Opinion by Richard Baird Posted 29 January 2015
Luka Žanić is a Croatian interior and architectural photographer who works with clients worldwide. He approaches each project individually, gathering information about objects, spaces and their purpose before beginning a shoot. His brand identity, designed by Studio8585 and which included stationery, poster and portfolio folder, takes advantage of a typographically challenging set of characters in the form of a monogram and uses this to frame the colour of Luka’s images and sets both of these within the context of cues associated with modern architectural identities.
The monogram’s simple forms, consistent line weight and similar angles contribute to a bold and robust symbol with a sculptural quality in its asymmetry, vertical balance and diagonal movement between the two shapes. It makes great use of the háček / diacritic above the Z, doubling as the L – an intelligent observation, reductive in its implementation, and functioning, at its most basic level, as an appropriate shorthand for a long business name while also referencing a couple of familiar architectural ideas.
Greta Sans introduces a softer and more accessible quality to the identity alongside the impersonal geometric forms of the monogram and the absence of colour or warmth across the collateral. As a logotype, the characters feels distinctly more personable, as words are competently split across two lines and as individual letters are well-spaced. As blocks of copy on-line the choice of a Greta Sans Bold creates a slight barrier, is a little harder to read, and for me, on an admittedly superficial level, does not feel quite right. This may well be because of an association bias I cannot quite place, but understand the intention.
As you might expect from something tied to architecture, the identity plays with light and shadow, references building materials and structure through a die cut detail, a dark and light colour palette, the shine of a silver metallic ink, the use of uncoated boards, a cool concrete grey, and favours grid-based layouts across the stationery. An argument could be made that it leans rather heavily on architectural conventions when Luka Žanić also captures the flourish of interiors and the incredibly personal occasion of a wedding photography, but this is perhaps in service of a more focused future direction.
I appreciate its reductive nature but there are occasions where it appears a little too sparse. The images, the more communicative asset of any photographer, are hidden and secondary to the architectural sensibilities.
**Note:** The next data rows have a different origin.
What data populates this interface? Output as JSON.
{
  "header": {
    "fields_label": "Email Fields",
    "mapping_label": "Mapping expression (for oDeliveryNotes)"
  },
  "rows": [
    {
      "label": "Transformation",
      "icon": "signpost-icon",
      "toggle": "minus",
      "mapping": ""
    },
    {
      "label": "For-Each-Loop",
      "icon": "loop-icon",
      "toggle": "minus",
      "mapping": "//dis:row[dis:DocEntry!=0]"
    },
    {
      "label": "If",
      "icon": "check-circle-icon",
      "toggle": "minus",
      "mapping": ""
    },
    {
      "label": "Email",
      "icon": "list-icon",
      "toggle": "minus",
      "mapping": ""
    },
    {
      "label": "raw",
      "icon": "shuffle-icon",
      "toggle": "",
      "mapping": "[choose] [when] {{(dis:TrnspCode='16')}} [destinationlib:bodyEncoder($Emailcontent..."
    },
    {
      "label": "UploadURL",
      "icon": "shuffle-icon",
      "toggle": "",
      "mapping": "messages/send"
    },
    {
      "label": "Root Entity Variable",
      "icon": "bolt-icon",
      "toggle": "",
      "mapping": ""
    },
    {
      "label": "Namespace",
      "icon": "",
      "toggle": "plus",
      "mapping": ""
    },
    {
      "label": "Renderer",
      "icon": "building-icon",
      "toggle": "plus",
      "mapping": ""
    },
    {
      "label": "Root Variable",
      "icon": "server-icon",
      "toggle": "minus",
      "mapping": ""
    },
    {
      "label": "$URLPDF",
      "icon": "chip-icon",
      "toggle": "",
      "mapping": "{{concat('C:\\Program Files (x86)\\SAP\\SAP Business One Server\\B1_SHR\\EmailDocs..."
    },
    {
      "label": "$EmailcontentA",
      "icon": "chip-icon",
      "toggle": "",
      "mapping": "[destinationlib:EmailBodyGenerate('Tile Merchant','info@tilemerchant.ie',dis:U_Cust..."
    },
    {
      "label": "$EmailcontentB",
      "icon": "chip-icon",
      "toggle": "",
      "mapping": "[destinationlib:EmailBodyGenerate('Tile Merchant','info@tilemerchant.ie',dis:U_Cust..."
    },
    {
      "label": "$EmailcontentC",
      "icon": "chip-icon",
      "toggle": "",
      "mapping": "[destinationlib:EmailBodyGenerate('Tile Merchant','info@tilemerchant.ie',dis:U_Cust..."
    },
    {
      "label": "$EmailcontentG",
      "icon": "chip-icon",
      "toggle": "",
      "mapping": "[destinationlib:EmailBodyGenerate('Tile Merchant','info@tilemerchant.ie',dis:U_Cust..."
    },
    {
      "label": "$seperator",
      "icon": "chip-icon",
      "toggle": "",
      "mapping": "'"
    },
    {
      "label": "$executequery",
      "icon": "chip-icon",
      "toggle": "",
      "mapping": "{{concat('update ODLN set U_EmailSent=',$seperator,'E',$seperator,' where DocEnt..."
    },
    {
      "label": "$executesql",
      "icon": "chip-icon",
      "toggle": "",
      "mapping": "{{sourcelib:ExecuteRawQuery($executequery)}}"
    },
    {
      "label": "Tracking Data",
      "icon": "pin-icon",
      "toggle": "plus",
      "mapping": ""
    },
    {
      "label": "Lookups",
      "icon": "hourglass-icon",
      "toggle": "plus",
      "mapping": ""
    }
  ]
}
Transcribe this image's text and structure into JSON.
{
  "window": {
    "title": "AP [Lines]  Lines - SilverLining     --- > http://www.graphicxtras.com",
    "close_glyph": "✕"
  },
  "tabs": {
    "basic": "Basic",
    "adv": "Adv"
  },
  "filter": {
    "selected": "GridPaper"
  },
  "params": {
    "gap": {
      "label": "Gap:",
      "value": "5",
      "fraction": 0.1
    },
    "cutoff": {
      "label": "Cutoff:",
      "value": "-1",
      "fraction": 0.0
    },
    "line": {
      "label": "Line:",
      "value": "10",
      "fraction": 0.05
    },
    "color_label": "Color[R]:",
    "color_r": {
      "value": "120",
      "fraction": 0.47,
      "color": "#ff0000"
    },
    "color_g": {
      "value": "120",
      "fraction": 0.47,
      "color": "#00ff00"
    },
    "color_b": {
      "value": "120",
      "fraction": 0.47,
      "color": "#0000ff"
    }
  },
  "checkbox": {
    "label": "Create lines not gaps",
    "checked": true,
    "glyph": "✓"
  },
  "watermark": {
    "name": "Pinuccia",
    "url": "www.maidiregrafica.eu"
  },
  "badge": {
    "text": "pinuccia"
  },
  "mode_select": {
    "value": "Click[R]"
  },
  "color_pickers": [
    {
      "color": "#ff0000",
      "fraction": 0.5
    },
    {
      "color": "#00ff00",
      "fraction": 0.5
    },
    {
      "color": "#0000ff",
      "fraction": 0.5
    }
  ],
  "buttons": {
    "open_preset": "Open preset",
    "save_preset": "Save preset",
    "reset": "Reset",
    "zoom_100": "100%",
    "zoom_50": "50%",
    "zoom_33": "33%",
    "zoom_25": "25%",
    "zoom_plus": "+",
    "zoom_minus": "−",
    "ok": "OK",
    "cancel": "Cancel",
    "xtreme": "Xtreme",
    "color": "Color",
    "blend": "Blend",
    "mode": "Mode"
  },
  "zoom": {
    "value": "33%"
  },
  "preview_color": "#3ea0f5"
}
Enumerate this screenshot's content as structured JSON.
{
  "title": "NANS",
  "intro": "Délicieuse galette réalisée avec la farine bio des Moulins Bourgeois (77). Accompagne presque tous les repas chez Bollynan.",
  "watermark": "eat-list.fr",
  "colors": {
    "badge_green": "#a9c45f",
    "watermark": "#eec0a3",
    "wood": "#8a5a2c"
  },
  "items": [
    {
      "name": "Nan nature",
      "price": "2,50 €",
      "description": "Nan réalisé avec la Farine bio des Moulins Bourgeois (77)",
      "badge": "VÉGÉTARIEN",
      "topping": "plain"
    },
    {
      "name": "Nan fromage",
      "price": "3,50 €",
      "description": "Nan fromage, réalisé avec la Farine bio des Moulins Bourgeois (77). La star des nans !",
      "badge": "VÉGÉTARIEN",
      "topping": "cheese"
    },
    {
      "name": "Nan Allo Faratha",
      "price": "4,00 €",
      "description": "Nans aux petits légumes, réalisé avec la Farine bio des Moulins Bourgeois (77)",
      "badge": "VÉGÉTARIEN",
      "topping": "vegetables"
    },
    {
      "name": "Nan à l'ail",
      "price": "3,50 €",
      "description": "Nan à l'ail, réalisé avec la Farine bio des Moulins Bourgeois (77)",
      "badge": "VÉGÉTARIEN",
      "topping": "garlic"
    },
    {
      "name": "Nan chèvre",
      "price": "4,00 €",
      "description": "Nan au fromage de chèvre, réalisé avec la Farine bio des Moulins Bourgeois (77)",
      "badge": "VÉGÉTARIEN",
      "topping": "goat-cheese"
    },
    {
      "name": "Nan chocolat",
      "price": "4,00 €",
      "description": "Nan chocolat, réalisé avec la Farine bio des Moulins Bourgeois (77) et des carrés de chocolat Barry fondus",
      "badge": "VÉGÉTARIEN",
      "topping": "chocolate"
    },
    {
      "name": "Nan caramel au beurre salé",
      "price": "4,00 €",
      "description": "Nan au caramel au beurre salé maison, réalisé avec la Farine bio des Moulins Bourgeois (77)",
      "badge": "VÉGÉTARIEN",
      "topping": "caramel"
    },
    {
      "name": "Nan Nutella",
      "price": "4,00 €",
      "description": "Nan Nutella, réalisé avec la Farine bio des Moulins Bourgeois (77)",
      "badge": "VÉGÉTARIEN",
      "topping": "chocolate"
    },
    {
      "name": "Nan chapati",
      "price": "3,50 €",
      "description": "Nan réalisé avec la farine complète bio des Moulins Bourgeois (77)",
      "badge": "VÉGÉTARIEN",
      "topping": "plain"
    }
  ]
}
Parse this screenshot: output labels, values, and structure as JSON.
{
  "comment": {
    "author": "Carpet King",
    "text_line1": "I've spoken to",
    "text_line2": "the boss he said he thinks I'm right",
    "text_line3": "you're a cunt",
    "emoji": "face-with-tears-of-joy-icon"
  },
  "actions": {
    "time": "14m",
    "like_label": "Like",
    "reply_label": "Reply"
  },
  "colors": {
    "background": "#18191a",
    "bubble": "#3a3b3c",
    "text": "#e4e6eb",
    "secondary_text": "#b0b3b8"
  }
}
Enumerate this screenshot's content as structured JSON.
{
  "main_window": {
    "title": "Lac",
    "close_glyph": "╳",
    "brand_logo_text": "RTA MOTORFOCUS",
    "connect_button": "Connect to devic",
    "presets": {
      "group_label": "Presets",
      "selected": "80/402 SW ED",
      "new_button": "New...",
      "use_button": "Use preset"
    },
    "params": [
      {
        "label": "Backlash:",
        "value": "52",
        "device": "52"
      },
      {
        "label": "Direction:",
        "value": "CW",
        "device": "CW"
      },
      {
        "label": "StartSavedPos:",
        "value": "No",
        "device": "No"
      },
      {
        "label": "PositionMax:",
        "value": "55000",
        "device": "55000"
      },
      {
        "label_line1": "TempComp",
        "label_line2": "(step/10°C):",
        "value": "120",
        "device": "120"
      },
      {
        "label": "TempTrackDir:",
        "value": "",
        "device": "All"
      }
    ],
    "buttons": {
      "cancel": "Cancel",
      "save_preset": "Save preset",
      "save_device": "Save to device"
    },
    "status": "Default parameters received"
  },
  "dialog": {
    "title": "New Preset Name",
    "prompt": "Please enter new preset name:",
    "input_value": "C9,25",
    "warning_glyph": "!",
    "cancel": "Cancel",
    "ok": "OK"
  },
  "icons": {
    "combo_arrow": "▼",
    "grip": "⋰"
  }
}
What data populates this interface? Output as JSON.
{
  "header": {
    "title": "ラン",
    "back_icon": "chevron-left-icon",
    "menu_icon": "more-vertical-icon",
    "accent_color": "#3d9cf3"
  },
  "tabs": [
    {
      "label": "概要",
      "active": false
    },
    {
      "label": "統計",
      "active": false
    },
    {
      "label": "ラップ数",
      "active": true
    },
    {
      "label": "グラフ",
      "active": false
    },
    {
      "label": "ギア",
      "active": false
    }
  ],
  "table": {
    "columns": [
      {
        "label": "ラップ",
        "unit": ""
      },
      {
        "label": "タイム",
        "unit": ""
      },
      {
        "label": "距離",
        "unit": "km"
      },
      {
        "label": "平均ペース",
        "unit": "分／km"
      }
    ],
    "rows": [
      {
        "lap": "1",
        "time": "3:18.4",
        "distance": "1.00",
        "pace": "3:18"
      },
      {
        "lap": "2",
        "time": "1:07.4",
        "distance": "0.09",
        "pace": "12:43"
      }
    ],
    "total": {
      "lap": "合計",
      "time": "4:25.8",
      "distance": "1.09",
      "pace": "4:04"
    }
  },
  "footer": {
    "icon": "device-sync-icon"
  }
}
The broad flaps of the portfolio folder and the heavy white borders of the cards draw away some of the initial impact you would expect to get on opening a portfolio but the use of individual cards is smart and economical, accommodating new images without having to print and bind a new book. The die cut window, the monogram becoming a large and impactful container, takes on and draws out the detail of the images and adds colour to the identity in print.